In advance of our forthcoming annual conference, plenary speaker Professor Jacob Torfing, Roskilde University, Denmark, gives us a preview of his presentation on ‘how to lead and manage collaborative innovation’.
The current drivers of innovation in the public sector are easy to spot. Internal pressures from budgetary constraints, policy failures and rising professional ambitions of public employees as well as external pressures from demanding citizens and stakeholders, critical publics, inquisitorial mass media and political demand for enhancing the structural or systemic competitiveness of nation states in the face of globalization have all contributed to placing innovation at the top of the public sector agenda where it is likely to stay for quite some time.
Innovation can be defined as the development and implementation of new and creative ideas that creates some kind of step-change. As such, innovation creates new policies, services and organizational designs that break with common wisdom and established practices in a certain context. Multi-actor collaboration offers a promising method for spurring in public innovation. By bringing together public and private actors in collaborative processes the problem understanding is improved, the richness of ideas is increased, processes of mutual learning are encouraged and there is a good chance that participation will foster a joint ownership to the new and bold solutions.
However, given that the public sector has been dominated by bureaucratic logics emphasizing stability, hierarchical rule and specialized decision making and service production, and given the recent attempt of executive managers to incorporate a market-based logic based on competitive tendering of public service production, the idea that public innovation should be driven by trust-based collaboration between a plurality of public and private actors might appear unrealistic and far-fetched.

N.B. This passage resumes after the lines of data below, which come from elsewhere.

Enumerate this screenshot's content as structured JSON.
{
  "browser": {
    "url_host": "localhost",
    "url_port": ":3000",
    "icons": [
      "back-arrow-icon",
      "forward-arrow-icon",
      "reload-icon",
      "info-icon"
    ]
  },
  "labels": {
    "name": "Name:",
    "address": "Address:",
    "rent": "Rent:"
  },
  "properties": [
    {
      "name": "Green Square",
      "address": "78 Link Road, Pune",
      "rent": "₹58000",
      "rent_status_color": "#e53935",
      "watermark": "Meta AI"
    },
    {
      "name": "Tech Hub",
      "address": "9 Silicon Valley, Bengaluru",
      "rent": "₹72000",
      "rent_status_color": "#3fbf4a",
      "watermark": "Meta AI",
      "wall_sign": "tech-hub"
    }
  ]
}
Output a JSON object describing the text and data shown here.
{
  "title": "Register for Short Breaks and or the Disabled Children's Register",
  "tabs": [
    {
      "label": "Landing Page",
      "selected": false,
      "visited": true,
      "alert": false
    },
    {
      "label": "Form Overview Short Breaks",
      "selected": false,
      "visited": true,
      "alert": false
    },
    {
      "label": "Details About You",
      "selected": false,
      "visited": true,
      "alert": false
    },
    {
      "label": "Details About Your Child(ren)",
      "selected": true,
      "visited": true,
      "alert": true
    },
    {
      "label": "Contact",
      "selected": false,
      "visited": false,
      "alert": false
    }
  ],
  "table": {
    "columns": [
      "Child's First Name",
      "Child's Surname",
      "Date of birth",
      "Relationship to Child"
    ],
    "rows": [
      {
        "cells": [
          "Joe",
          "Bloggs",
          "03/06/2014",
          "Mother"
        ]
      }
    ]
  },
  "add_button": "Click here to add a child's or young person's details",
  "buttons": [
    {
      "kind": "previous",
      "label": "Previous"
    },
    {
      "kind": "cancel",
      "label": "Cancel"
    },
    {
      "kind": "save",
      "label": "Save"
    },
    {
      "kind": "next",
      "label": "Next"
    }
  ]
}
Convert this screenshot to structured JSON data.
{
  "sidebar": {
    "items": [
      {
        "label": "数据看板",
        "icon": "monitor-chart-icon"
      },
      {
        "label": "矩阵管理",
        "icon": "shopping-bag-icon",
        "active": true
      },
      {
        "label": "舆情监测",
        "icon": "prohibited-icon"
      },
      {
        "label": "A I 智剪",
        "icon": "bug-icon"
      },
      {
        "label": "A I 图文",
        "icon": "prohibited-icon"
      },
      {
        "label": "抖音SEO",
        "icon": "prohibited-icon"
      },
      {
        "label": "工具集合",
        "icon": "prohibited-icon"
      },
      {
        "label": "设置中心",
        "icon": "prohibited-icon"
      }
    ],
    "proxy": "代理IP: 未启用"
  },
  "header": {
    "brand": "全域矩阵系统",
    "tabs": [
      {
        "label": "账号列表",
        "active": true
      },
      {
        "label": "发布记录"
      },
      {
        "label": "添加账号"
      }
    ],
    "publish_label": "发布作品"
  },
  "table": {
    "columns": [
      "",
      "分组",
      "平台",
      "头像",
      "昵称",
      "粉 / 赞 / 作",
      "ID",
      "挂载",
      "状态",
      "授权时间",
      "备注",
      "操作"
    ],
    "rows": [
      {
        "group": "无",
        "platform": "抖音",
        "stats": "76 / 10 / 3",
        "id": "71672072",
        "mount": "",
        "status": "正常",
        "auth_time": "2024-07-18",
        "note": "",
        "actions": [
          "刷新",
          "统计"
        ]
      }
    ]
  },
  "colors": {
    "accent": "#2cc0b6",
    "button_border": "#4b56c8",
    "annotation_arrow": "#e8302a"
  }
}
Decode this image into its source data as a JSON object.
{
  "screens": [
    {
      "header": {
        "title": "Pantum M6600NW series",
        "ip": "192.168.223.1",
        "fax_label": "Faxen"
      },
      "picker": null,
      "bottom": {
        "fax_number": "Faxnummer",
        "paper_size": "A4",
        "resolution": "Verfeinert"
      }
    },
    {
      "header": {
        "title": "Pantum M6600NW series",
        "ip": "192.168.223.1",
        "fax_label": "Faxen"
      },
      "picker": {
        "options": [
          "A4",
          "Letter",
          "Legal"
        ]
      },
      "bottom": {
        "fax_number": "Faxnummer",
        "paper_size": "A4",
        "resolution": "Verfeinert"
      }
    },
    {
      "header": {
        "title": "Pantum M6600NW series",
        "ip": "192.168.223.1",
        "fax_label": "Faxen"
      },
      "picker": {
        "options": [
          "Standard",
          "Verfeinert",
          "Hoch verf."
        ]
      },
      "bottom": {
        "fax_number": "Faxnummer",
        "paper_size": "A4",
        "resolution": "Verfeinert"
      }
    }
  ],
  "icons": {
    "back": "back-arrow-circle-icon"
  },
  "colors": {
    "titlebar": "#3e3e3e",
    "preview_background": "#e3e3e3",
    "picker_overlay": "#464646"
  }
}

However, there are also crucial drivers supporting the enhancement of collaborative innovation. The public character of the wicked and unruly problems confronting the public sector may encourage cross-sectoral participation and the absence of cut-throat competition makes interorganizational collaboration easier in the public sector than in the private sector.
Nevertheless, there are a number of barriers to collaborative innovation in the public sector. It is often difficult to get the relevant and affected actors to interact in a constructive way and the interaction may lead to conflict rather than collaboration. Even in well-functioning collaboratives there is no guarantee that collaboration will lead to innovation. Innovation management plays a key role in driving the process from interaction, via collaboration, to innovation. As such, public managers must play the role of conveners, facilitators and catalysts.
The role of the convener is to bring together the relevant actors and spur interaction in order to trigger an initial exchange of information, views and ideas. The role of the facilitator is to get the actors to collaborate and thus to manage their internal differences in a constructive manner and engage in processes of mutual learning that bring them beyond the least common denominator. The role of the catalyst is to create appropriate disturbances and encourage the actors to think out of the box and use the competences and capacities of the different actors to develop and implement new and bold solutions.
I shall elaborate on these points more during my presentation in Bristol.
Jacob is director of the Centre for Democratic Network Governance in The Department of Society and Globalisation, Roskilde University.